Al contrario rispetto a quanto ampiamente dimostrato da Gechi, e del tutto similmente altresì a quanto anche abitudine di Duva, la donna dagli occhi color ghiaccio e dai capelli color fuoco, non si limitava semplicemente ad apprezzare l'ipotesi, l'idea di offrire libero sfogo alla propria voce anche nelle situazioni più improbabili: ella era altresì solita spingersi addirittura a sfruttare, psicologicamente, quelle proprie chiacchiere allo scopo di umanizzare anche chi più lontano possibile da qualsiasi concetto di umanità, come i suoi attuali avversari, per non concedersi occasione di ritenerli invincibili, impossibili da contrastare e da battere, quanto, piuttosto, normali, consueti antagonisti allo stesso modo in cui li aveva giudicati quand'ancora in vita. Nel mentre di quelle parole, pertanto, la lama forgiata in quella particolare lega dai riflessi azzurri, tipica di un tanto prezioso, quanto raro genere di artigianato del proprio mondo, fu mossa con gesti sicuri, movimenti decisi, impeto perfettamente controllato, non solo a offrirle necessario riparo dagli attentati alla sua vita così proposti da quegli sempre più insoliti zombie, quanto, piuttosto, a infrangere crani e ad amputare arti dei propri avversari, nella volontà di potersi, in tal modo, riservare un'occasione pur fugace di controllo sullo spazio proprio di quella navetta, inibendo anche solo temporaneamente loro qualsiasi possibilità in proprio contrasto al pari di quanto già compiuto con il gruppo affrontato nel corridoio esterno alla plancia.
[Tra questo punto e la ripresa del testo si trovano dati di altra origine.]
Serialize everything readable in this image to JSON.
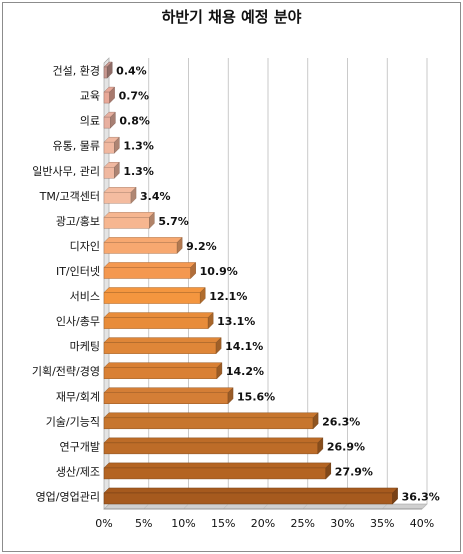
{
  "chart_data": {
    "type": "bar",
    "orientation": "horizontal",
    "title": "하반기 채용 예정 분야",
    "categories": [
      "건설, 환경",
      "교육",
      "의료",
      "유통, 물류",
      "일반사무, 관리",
      "TM/고객센터",
      "광고/홍보",
      "디자인",
      "IT/인터넷",
      "서비스",
      "인사/총무",
      "마케팅",
      "기획/전략/경영",
      "재무/회계",
      "기술/기능직",
      "연구개발",
      "생산/제조",
      "영업/영업관리"
    ],
    "values": [
      0.4,
      0.7,
      0.8,
      1.3,
      1.3,
      3.4,
      5.7,
      9.2,
      10.9,
      12.1,
      13.1,
      14.1,
      14.2,
      15.6,
      26.3,
      26.9,
      27.9,
      36.3
    ],
    "value_labels": [
      "0.4%",
      "0.7%",
      "0.8%",
      "1.3%",
      "1.3%",
      "3.4%",
      "5.7%",
      "9.2%",
      "10.9%",
      "12.1%",
      "13.1%",
      "14.1%",
      "14.2%",
      "15.6%",
      "26.3%",
      "26.9%",
      "27.9%",
      "36.3%"
    ],
    "xlim": [
      0,
      40
    ],
    "xticks": [
      "0%",
      "5%",
      "10%",
      "15%",
      "20%",
      "25%",
      "30%",
      "35%",
      "40%"
    ],
    "grid": true,
    "bar_colors": [
      "#c89890",
      "#e8a898",
      "#e8b0a0",
      "#f0b8a0",
      "#f0b8a0",
      "#f4bca0",
      "#f6b690",
      "#f7a870",
      "#f49850",
      "#f4963f",
      "#e88c3a",
      "#df8638",
      "#d98034",
      "#d47e36",
      "#c7762e",
      "#bd6c28",
      "#b46422",
      "#a65a1e"
    ]
  }
}
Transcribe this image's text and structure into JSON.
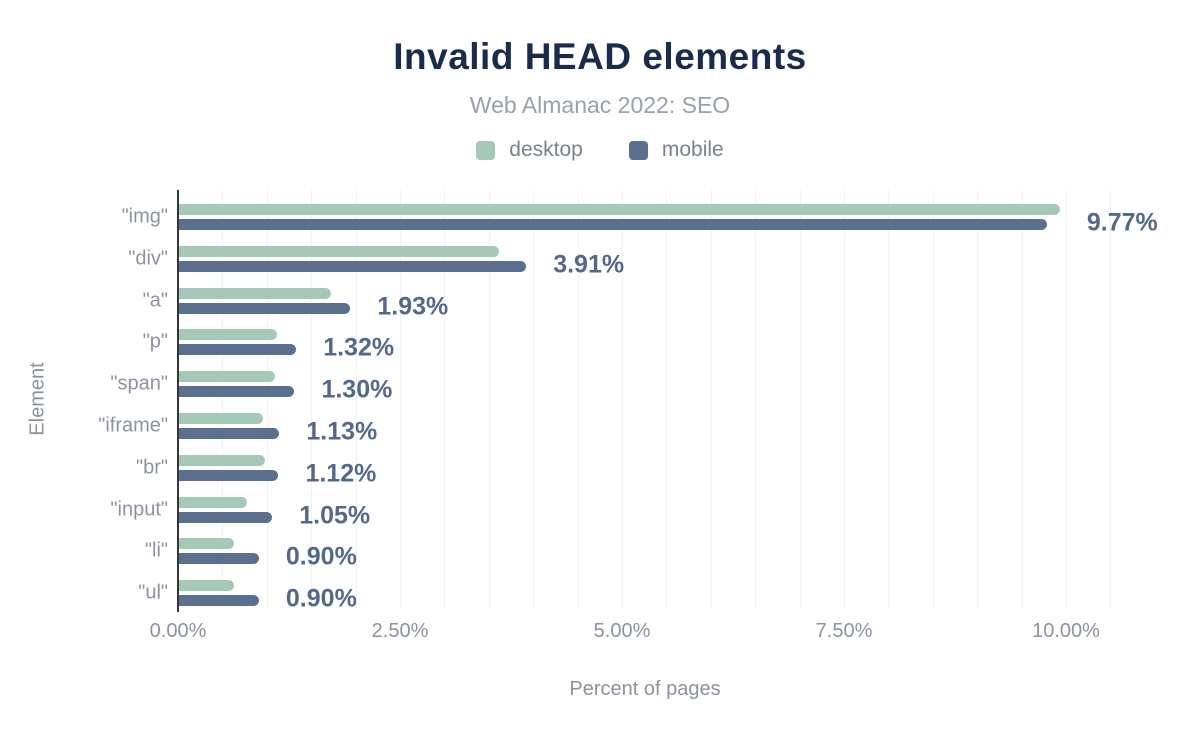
{
  "header": {
    "title": "Invalid HEAD elements",
    "subtitle": "Web Almanac 2022: SEO"
  },
  "chart_data": {
    "type": "bar",
    "orientation": "horizontal",
    "title": "Invalid HEAD elements",
    "subtitle": "Web Almanac 2022: SEO",
    "categories": [
      "\"img\"",
      "\"div\"",
      "\"a\"",
      "\"p\"",
      "\"span\"",
      "\"iframe\"",
      "\"br\"",
      "\"input\"",
      "\"li\"",
      "\"ul\""
    ],
    "series": [
      {
        "name": "desktop",
        "color": "#a5c8b7",
        "values": [
          9.92,
          3.6,
          1.71,
          1.1,
          1.08,
          0.95,
          0.97,
          0.77,
          0.62,
          0.62
        ]
      },
      {
        "name": "mobile",
        "color": "#5b6f8e",
        "values": [
          9.77,
          3.91,
          1.93,
          1.32,
          1.3,
          1.13,
          1.12,
          1.05,
          0.9,
          0.9
        ]
      }
    ],
    "data_labels": [
      "9.77%",
      "3.91%",
      "1.93%",
      "1.32%",
      "1.30%",
      "1.13%",
      "1.12%",
      "1.05%",
      "0.90%",
      "0.90%"
    ],
    "data_label_series": "mobile",
    "xlabel": "Percent of pages",
    "ylabel": "Element",
    "x_ticks": [
      "0.00%",
      "2.50%",
      "5.00%",
      "7.50%",
      "10.00%"
    ],
    "x_tick_values": [
      0,
      2.5,
      5,
      7.5,
      10
    ],
    "xlim": [
      0,
      10.52
    ],
    "grid": {
      "on": true,
      "step_pct": 0.5,
      "color": "#f0f1f3"
    },
    "legend_position": "top"
  },
  "colors": {
    "title": "#1a2b4c",
    "subtitle": "#9aa0ab",
    "axis_text": "#8d939e",
    "value_label": "#54688c",
    "axis_line": "#35383b",
    "gridline": "#f0f1f3",
    "desktop": "#a5c8b7",
    "mobile": "#5b6f8e"
  }
}
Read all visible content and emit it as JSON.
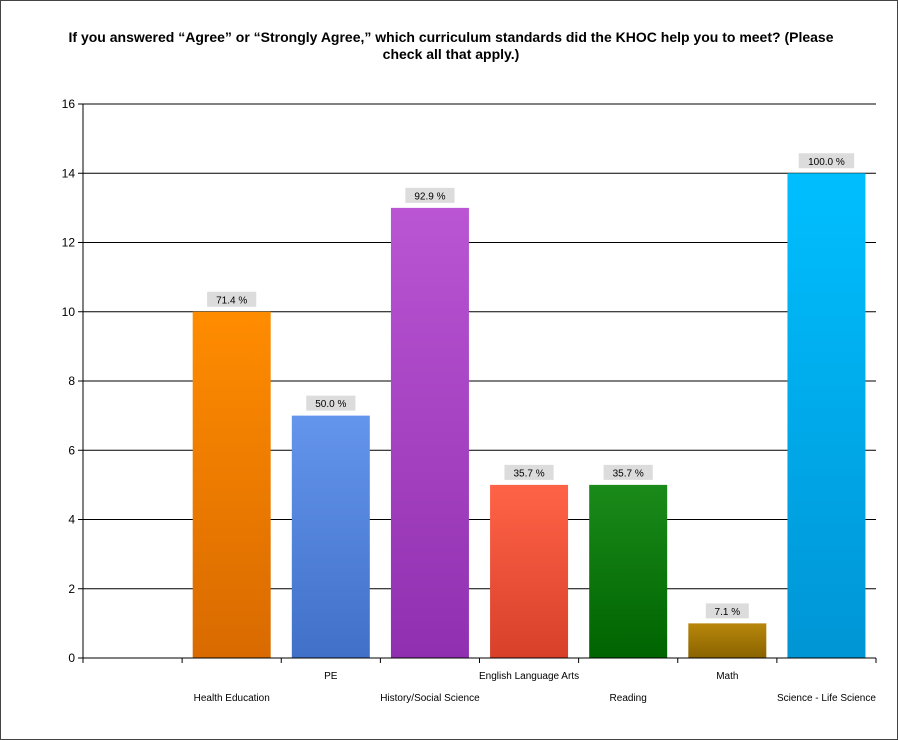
{
  "chart_data": {
    "type": "bar",
    "title": "If you answered “Agree” or “Strongly Agree,” which curriculum standards did the KHOC help you to meet? (Please check all that apply.)",
    "categories": [
      "Health Education",
      "PE",
      "History/Social Science",
      "English Language Arts",
      "Reading",
      "Math",
      "Science - Life Science"
    ],
    "values": [
      10,
      7,
      13,
      5,
      5,
      1,
      14
    ],
    "data_labels": [
      "71.4 %",
      "50.0 %",
      "92.9 %",
      "35.7 %",
      "35.7 %",
      "7.1 %",
      "100.0 %"
    ],
    "colors": [
      "#ff8c00",
      "#6495ed",
      "#ba55d3",
      "#ff6347",
      "#1a8a1a",
      "#b8860b",
      "#00bfff"
    ],
    "dark_colors": [
      "#d96a00",
      "#4070c8",
      "#9030b0",
      "#d8402a",
      "#006400",
      "#8a6400",
      "#0095d5"
    ],
    "ylim": [
      0,
      16
    ],
    "yticks": [
      0,
      2,
      4,
      6,
      8,
      10,
      12,
      14,
      16
    ],
    "grid": true,
    "legend": false,
    "xlabel": "",
    "ylabel": ""
  }
}
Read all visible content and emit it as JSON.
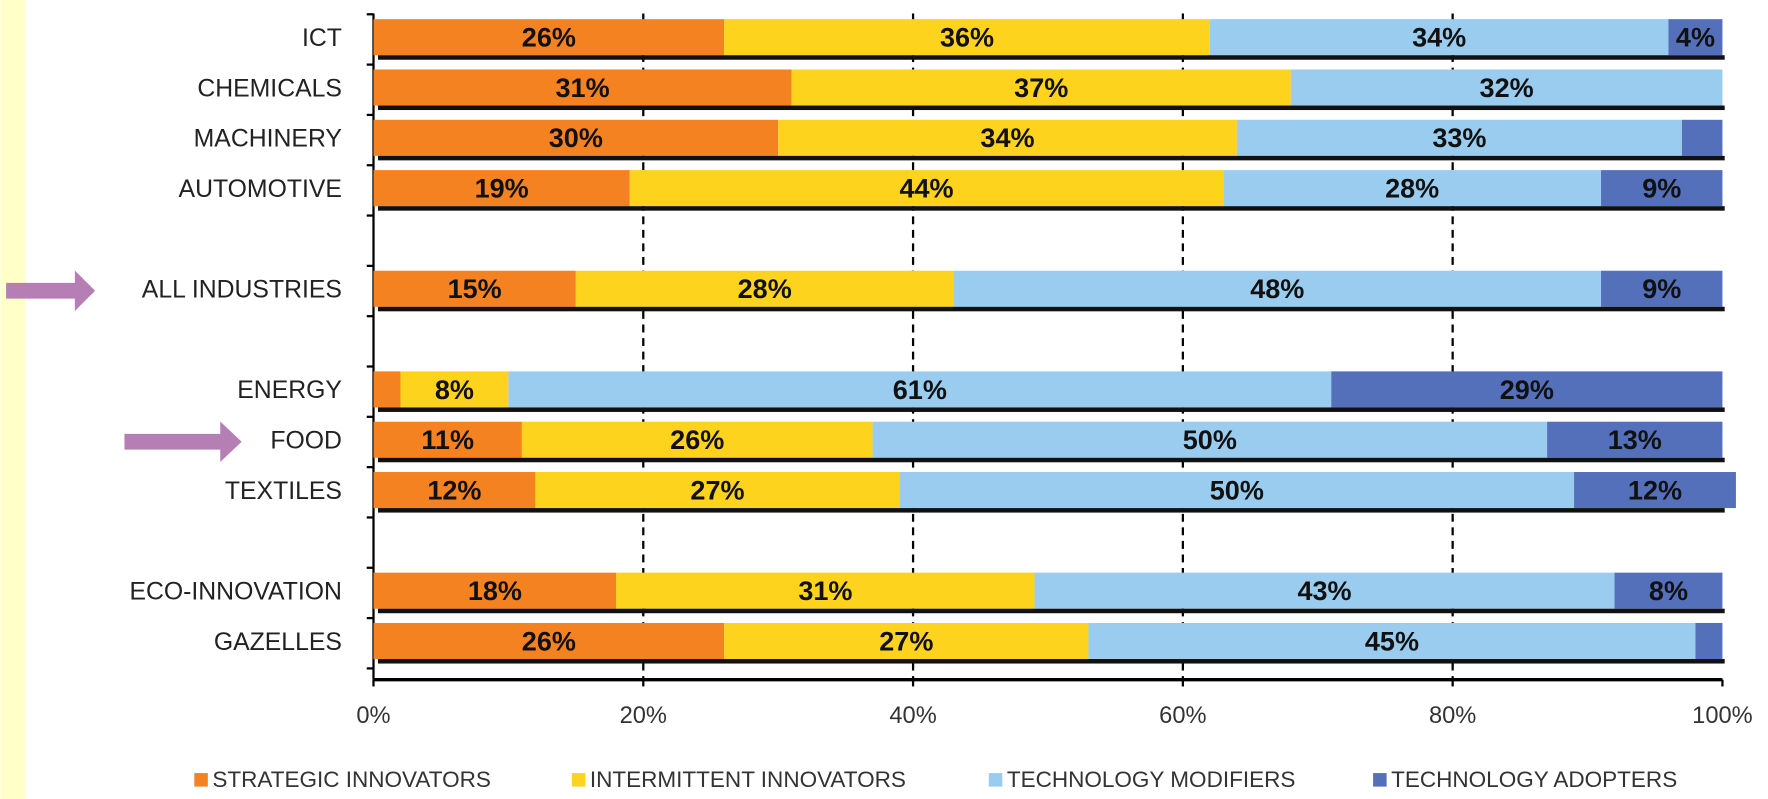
{
  "chart_data": {
    "type": "stacked-barh",
    "categories": [
      "ICT",
      "CHEMICALS",
      "MACHINERY",
      "AUTOMOTIVE",
      null,
      "ALL INDUSTRIES",
      null,
      "ENERGY",
      "FOOD",
      "TEXTILES",
      null,
      "ECO-INNOVATION",
      "GAZELLES"
    ],
    "series": [
      {
        "name": "STRATEGIC INNOVATORS",
        "color": "#f58220",
        "values": [
          26,
          31,
          30,
          19,
          null,
          15,
          null,
          2,
          11,
          12,
          null,
          18,
          26
        ],
        "value_labels": [
          "26%",
          "31%",
          "30%",
          "19%",
          null,
          "15%",
          null,
          null,
          "11%",
          "12%",
          null,
          "18%",
          "26%"
        ]
      },
      {
        "name": "INTERMITTENT INNOVATORS",
        "color": "#fdd31e",
        "values": [
          36,
          37,
          34,
          44,
          null,
          28,
          null,
          8,
          26,
          27,
          null,
          31,
          27
        ],
        "value_labels": [
          "36%",
          "37%",
          "34%",
          "44%",
          null,
          "28%",
          null,
          "8%",
          "26%",
          "27%",
          null,
          "31%",
          "27%"
        ]
      },
      {
        "name": "TECHNOLOGY MODIFIERS",
        "color": "#99ccee",
        "values": [
          34,
          32,
          33,
          28,
          null,
          48,
          null,
          61,
          50,
          50,
          null,
          43,
          45
        ],
        "value_labels": [
          "34%",
          "32%",
          "33%",
          "28%",
          null,
          "48%",
          null,
          "61%",
          "50%",
          "50%",
          null,
          "43%",
          "45%"
        ]
      },
      {
        "name": "TECHNOLOGY ADOPTERS",
        "color": "#5470bb",
        "values": [
          4,
          0,
          3,
          9,
          null,
          9,
          null,
          29,
          13,
          12,
          null,
          8,
          2
        ],
        "value_labels": [
          "4%",
          null,
          null,
          "9%",
          null,
          "9%",
          null,
          "29%",
          "13%",
          "12%",
          null,
          "8%",
          null
        ]
      }
    ],
    "xlim": [
      0,
      100
    ],
    "xticks": [
      {
        "value": 0,
        "label": "0%"
      },
      {
        "value": 20,
        "label": "20%"
      },
      {
        "value": 40,
        "label": "40%"
      },
      {
        "value": 60,
        "label": "60%"
      },
      {
        "value": 80,
        "label": "80%"
      },
      {
        "value": 100,
        "label": "100%"
      }
    ],
    "grid": true
  }
}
Volendo essere corretta nei confronti degli antagonisti lì presentatile e, ancor più, desiderando riservarsi occasione di onestà interiore con sé stessa, la donna guerriero avrebbe dovuto allora ammettere, suo malgrado, come quelle creature si stessero, allora, dimostrando non semplicemente abiliti nell'utilizzo delle lame così impugnate, ma, ove possibile, persino in misura maggiore a quanto mai dimostrato in precedenza, nella loro prima occasione di confronto quand'essi erano ancora in vita. Impossibile sarebbe stato comprendere in quale percentuale simile miglioramento sarebbe dovuto essere semplicemente attribuito alla loro nuova condizione, a quella loro insensibilità a qualsiasi eventuale dolore, e quanto, altresì, tutto ciò dovesse essere conseguenza della "nanotecnologia", così come definita dai suoi nuovi alleati, preposta ad animare quelle medesime presenze. Tuttavia drammaticamente certo sarebbe allora dovuto essere considerato come i colpi giunti in prossimità della sua già spiacevolmente segnata carne, i tagli imposti alla sua già sgradevolmente marcata pelle, stessero rapidamente aumentando, negandole quasi completamente, in tutto questo, anche gli ultimi stracci rimasti ancora a effimera protezione delle proprie forme, sino a condurla, in ciò, sanguinante e martoriata, a combattere praticamente nuda al centro di quell'orgia maledetta, quei non morti sì lì proposti in numeri contenuti, in quantità limitate rispetto a quelli propri di combattimenti passati, e pur altrettanto presentati quali estremamente più pericolosi, potenzialmente più letali, di qualsiasi altro simile genere affrontato nel mondo per lei natio.